Angela Davis Fegan: Better Than I Imagined
@ NEIU Fine Art Center Gallery
5500 N St Louis Ave, Building E, Chicago, IL 60625
Opening Friday, August 30th, from 6PM - 9PM
On view through Friday, September 20th
Angela Davis Fegan: “Better Than I Imagined”
“Better Than I Imagined” is a solo exhibition featuring Chicago artist Angela Davis Fegan. The works in the show, which include paintings, drawings, letterpress prints, and printed wearable garments, examine these processes as instruments of queer desire that conflate the subjectivity of the artist and their subject. Each material and object reiterating and repeating the necessity of bodily autonomy, agency and right to self determination. The subjects represented in each portrait document how these relationships each opened new means for the artist to situate herself in a world that violently dehumanizes Black subjectivity.
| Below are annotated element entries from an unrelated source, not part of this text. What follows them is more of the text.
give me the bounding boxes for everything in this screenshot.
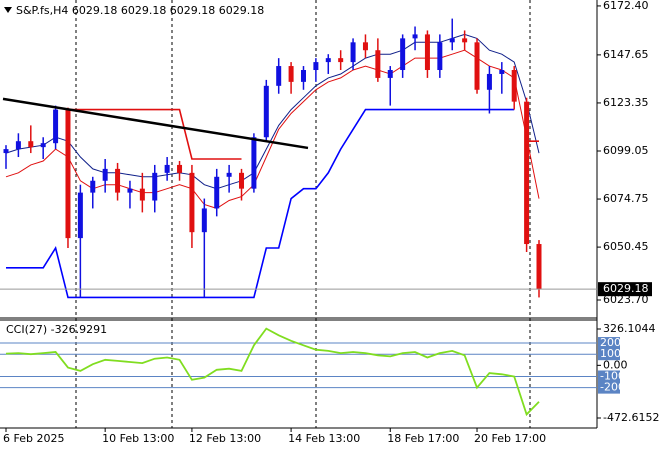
candle-body (263, 85, 269, 138)
candle-body (424, 34, 430, 71)
level-box (598, 370, 620, 383)
candle-body (338, 58, 344, 63)
candle-body (15, 141, 21, 150)
candle-body (115, 168, 121, 193)
candle-body (239, 172, 245, 189)
level-box (598, 337, 620, 350)
candle-body (201, 208, 207, 233)
y-tick-label: 6074.75 (603, 192, 649, 205)
candle-body (499, 70, 505, 74)
last-price-box (598, 282, 652, 297)
candle-body (127, 188, 133, 193)
level-box (598, 381, 620, 394)
candle-body (139, 188, 145, 201)
y-tick-label: 326.1044 (603, 322, 656, 335)
x-tick-label: 20 Feb 17:00 (474, 432, 546, 445)
trendline (2, 97, 309, 150)
candle-body (486, 73, 492, 90)
indicator-title: CCI(27) -326.9291 (6, 323, 107, 336)
y-tick-label: 6123.35 (603, 96, 649, 109)
y-tick-label: -472.6152 (603, 411, 659, 424)
candle-body (53, 109, 59, 144)
candle-body (511, 70, 517, 102)
candle-body (400, 38, 406, 71)
header-icon (4, 7, 12, 13)
y-tick-label: 0.00 (603, 358, 628, 371)
candle-body (40, 143, 46, 148)
candle-body (288, 66, 294, 82)
candle-body (276, 66, 282, 86)
y-tick-label: 6050.45 (603, 240, 649, 253)
x-tick-label: 12 Feb 13:00 (189, 432, 261, 445)
candle-body (362, 42, 368, 51)
candle-body (536, 244, 542, 290)
chart-title: S&P.fs,H4 6029.18 6029.18 6029.18 6029.1… (16, 4, 264, 17)
candle-body (437, 42, 443, 71)
y-tick-label: 6172.40 (603, 0, 649, 12)
candle-body (524, 101, 530, 245)
candle-body (177, 164, 183, 173)
candle-body (65, 109, 71, 239)
candle-body (462, 38, 468, 43)
candle-body (313, 62, 319, 71)
candle-body (214, 176, 220, 209)
candle-body (300, 70, 306, 82)
level-label: 200 (600, 336, 621, 349)
overlay-line (6, 108, 515, 299)
day-separators (75, 0, 531, 428)
y-tick-label: 6147.65 (603, 48, 649, 61)
candle-body (375, 50, 381, 78)
candle-body (325, 58, 331, 63)
candle-body (189, 172, 195, 233)
last-price-label: 6029.18 (603, 282, 649, 295)
x-tick-label: 14 Feb 13:00 (288, 432, 360, 445)
x-tick-label: 10 Feb 13:00 (102, 432, 174, 445)
candle-body (387, 70, 393, 78)
level-label: -100 (600, 369, 625, 382)
level-label: 100 (600, 347, 621, 360)
candle-body (152, 172, 158, 201)
y-tick-label: 6099.05 (603, 144, 649, 157)
candle-body (474, 42, 480, 90)
candle-body (90, 180, 96, 193)
candle-body (28, 141, 34, 148)
candle-body (102, 168, 108, 181)
candle-body (77, 192, 83, 239)
candle-body (251, 137, 257, 189)
level-box (598, 348, 620, 361)
candle-body (3, 149, 9, 154)
candle-body (350, 42, 356, 63)
y-tick-label: 6023.70 (603, 293, 649, 306)
x-tick-label: 6 Feb 2025 (3, 432, 64, 445)
level-label: -200 (600, 381, 625, 394)
x-tick-label: 18 Feb 17:00 (387, 432, 459, 445)
candle-body (164, 164, 170, 173)
cci-line (5, 327, 540, 417)
candle-body (412, 34, 418, 39)
candle-body (449, 38, 455, 43)
candle-body (226, 172, 232, 177)
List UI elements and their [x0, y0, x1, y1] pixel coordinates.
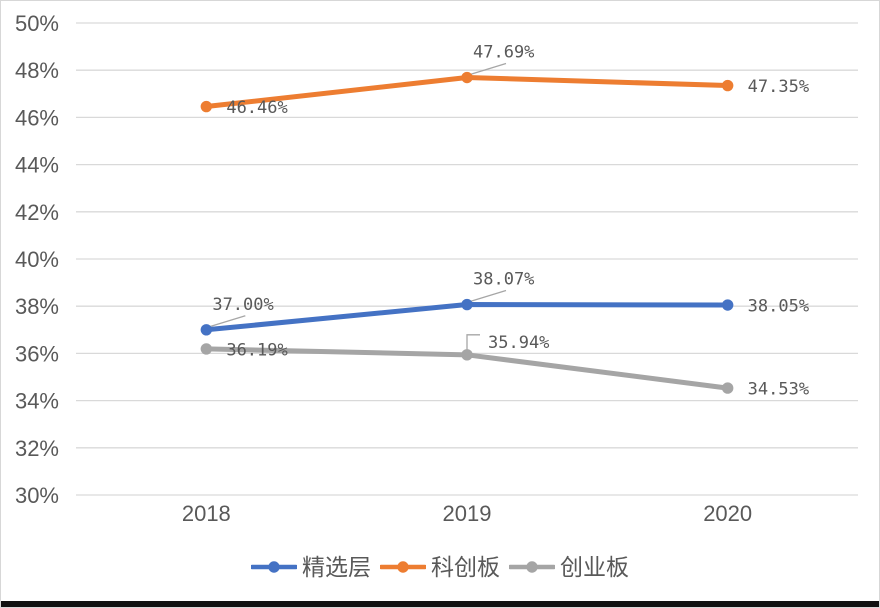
label-leader-line — [469, 289, 507, 303]
label-leader-line — [209, 315, 246, 328]
legend-item-jingxuanceng[interactable]: 精选层 — [251, 553, 371, 580]
legend-marker-line-dot-icon — [251, 561, 297, 573]
legend-marker-line-dot-icon — [380, 561, 426, 573]
y-tick-label: 46% — [15, 105, 59, 130]
y-tick-label: 36% — [15, 341, 59, 366]
legend-item-kechuangban[interactable]: 科创板 — [380, 553, 500, 580]
data-label: 38.05% — [748, 297, 809, 317]
data-label: 47.69% — [473, 43, 534, 63]
legend-label: 创业板 — [560, 553, 629, 580]
label-leader-line — [466, 334, 480, 351]
x-tick-label: 2018 — [182, 501, 231, 526]
data-label: 46.46% — [226, 98, 287, 118]
data-point-marker — [721, 79, 734, 92]
legend-marker-line-dot-icon — [509, 561, 555, 573]
legend-item-chuangyeban[interactable]: 创业板 — [509, 553, 629, 580]
y-tick-label: 30% — [15, 483, 59, 508]
y-tick-label: 48% — [15, 58, 59, 83]
y-tick-label: 50% — [15, 11, 59, 36]
data-label: 47.35% — [748, 77, 809, 97]
chart-legend: 精选层 科创板 创业板 — [1, 551, 879, 583]
data-point-marker — [461, 71, 473, 84]
data-point-marker — [200, 343, 213, 355]
data-label: 38.07% — [473, 270, 534, 290]
data-point-marker — [721, 382, 734, 394]
data-point-marker — [200, 100, 213, 113]
legend-label: 科创板 — [431, 553, 500, 580]
bottom-border-bar — [1, 601, 879, 607]
y-tick-label: 44% — [15, 153, 59, 178]
y-tick-label: 34% — [15, 389, 59, 414]
data-point-marker — [461, 349, 473, 361]
label-leader-line — [469, 62, 507, 76]
x-tick-label: 2019 — [443, 501, 492, 526]
data-point-marker — [200, 324, 213, 336]
data-label: 37.00% — [212, 295, 273, 315]
y-tick-label: 32% — [15, 436, 59, 461]
data-label: 36.19% — [226, 340, 287, 360]
x-tick-label: 2020 — [703, 501, 752, 526]
y-tick-label: 42% — [15, 200, 59, 225]
data-label: 35.94% — [488, 333, 549, 353]
data-label: 34.53% — [748, 380, 809, 400]
data-point-marker — [461, 298, 473, 311]
y-tick-label: 40% — [15, 247, 59, 272]
data-point-marker — [721, 299, 734, 311]
legend-label: 精选层 — [302, 553, 371, 580]
y-tick-label: 38% — [15, 294, 59, 319]
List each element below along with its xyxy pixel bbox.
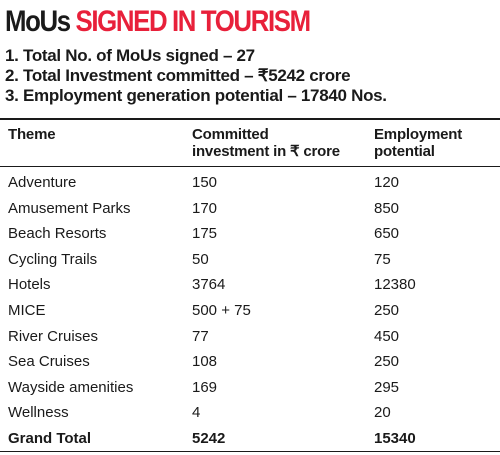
- cell-theme: River Cruises: [8, 327, 99, 345]
- cell-employment: 120: [374, 174, 400, 191]
- header-rule: [0, 166, 500, 167]
- cell-theme: Adventure: [8, 174, 77, 191]
- table-row: Sea Cruises 108 250: [0, 349, 500, 375]
- cell-theme: Beach Resorts: [8, 225, 107, 243]
- cell-employment: 295: [374, 378, 400, 396]
- table-row: Wellness 4 20: [0, 400, 500, 426]
- cell-investment: 170: [192, 199, 218, 217]
- table-row: Beach Resorts 175 650: [0, 221, 500, 247]
- table-row: MICE 500 + 75 250: [0, 298, 500, 324]
- cell-employment: 20: [374, 404, 391, 422]
- header-employment: Employment potential: [374, 126, 494, 160]
- cell-investment: 169: [192, 378, 218, 396]
- cell-employment: 450: [374, 327, 400, 345]
- header-theme: Theme: [8, 126, 56, 143]
- cell-employment: 650: [374, 225, 400, 243]
- cell-investment: 4: [192, 404, 201, 422]
- title-prefix: MoUs: [5, 5, 71, 38]
- cell-employment: 12380: [374, 276, 416, 294]
- cell-investment: 3764: [192, 276, 226, 294]
- grand-total-row: Grand Total 5242 15340: [0, 426, 500, 451]
- total-investment: 5242: [192, 430, 226, 447]
- cell-employment: 250: [374, 301, 400, 319]
- cell-theme: Wayside amenities: [8, 378, 134, 396]
- fact-total-mous: 1. Total No. of MoUs signed – 27: [5, 46, 255, 65]
- cell-investment: 50: [192, 250, 209, 268]
- cell-theme: MICE: [8, 301, 46, 319]
- table-body: Adventure 150 120 Amusement Parks 170 85…: [0, 170, 500, 426]
- total-employment: 15340: [374, 430, 416, 447]
- table-row: Amusement Parks 170 850: [0, 196, 500, 222]
- header-investment-line2: investment in ₹ crore: [192, 143, 340, 160]
- title-highlight: SIGNED IN TOURISM: [75, 5, 312, 38]
- cell-investment: 77: [192, 327, 209, 345]
- header-investment: Committed investment in ₹ crore: [192, 126, 362, 160]
- total-label: Grand Total: [8, 430, 92, 447]
- table-top-rule: [0, 118, 500, 120]
- table-row: Adventure 150 120: [0, 170, 500, 196]
- cell-investment: 108: [192, 353, 218, 371]
- cell-employment: 75: [374, 250, 391, 268]
- cell-investment: 150: [192, 174, 218, 191]
- header-employment-line1: Employment: [374, 126, 463, 143]
- cell-theme: Amusement Parks: [8, 199, 131, 217]
- table-row: Wayside amenities 169 295: [0, 375, 500, 401]
- header-employment-line2: potential: [374, 143, 435, 160]
- cell-theme: Cycling Trails: [8, 250, 98, 268]
- cell-investment: 175: [192, 225, 218, 243]
- cell-theme: Hotels: [8, 276, 51, 294]
- cell-employment: 250: [374, 353, 400, 371]
- page-title: MoUs SIGNED IN TOURISM: [5, 2, 312, 42]
- cell-theme: Wellness: [8, 404, 69, 422]
- table-row: Cycling Trails 50 75: [0, 247, 500, 273]
- cell-theme: Sea Cruises: [8, 353, 90, 371]
- summary-facts: 1. Total No. of MoUs signed – 27 2. Tota…: [5, 46, 495, 106]
- table-bottom-rule: [0, 451, 500, 452]
- header-investment-line1: Committed: [192, 126, 269, 143]
- cell-investment: 500 + 75: [192, 301, 251, 319]
- fact-total-investment: 2. Total Investment committed – ₹5242 cr…: [5, 66, 351, 85]
- table-row: Hotels 3764 12380: [0, 272, 500, 298]
- table-row: River Cruises 77 450: [0, 324, 500, 350]
- fact-employment-potential: 3. Employment generation potential – 178…: [5, 86, 387, 105]
- cell-employment: 850: [374, 199, 400, 217]
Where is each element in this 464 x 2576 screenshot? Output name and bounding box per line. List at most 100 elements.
The collective result of “Better Than I Imagined” is a panoramic view of the shared, liminal consciousness of queer female relationships, self-made community, and the lasting reveries so crucial to the Black lesbian political imagination. Moreover, the women included in the show have strong ties to Chicago and its status as a hub of Black cultural output. This embodied expanse of expression has something to offer everyone as we all seek care and protection in this increasingly precarious time.
Artist Bio
Angela Davis Fegan is a native of Chicago’s South Side. She received her BFA in Fine Arts from New York’s Parsons School of Design and her MFA in Interdisciplinary Book and Paper Arts from Columbia College Chicago. Angela has mounted shows at Chicago Artists’ Coalition, the DePaul Art Museum, The Center for Book Arts (NY), the University of Chicago’s Arts Incubator and Center for the Study of Gender & Sexuality, the Hyde Park Art Center, SAIC’s Sullivan Galleries, Columbia’s Glass Curtain Gallery, SPACES (OH) and Co-Prosperity. She has held residencies at Connecticut College, the Hambidge Center (GA), Revolve (NC), Project Row Houses (TX) and Women’s Studio Workshop (NY). Her work has been selected for book covers including The Truth About Dolls by Jamila Woods, Secondhand by Maya Marshall, All Blue So Late by Laura Swearingen-Steadwell and Super Sad Black Girl by Diamond Sharp. Her lavender menace poster project has been written up by The Offing (LA Review of Books), Hyperallergic, Chicago Magazine, Go Magazine, Pop Sugar, the Chicago Reader, and Newcity.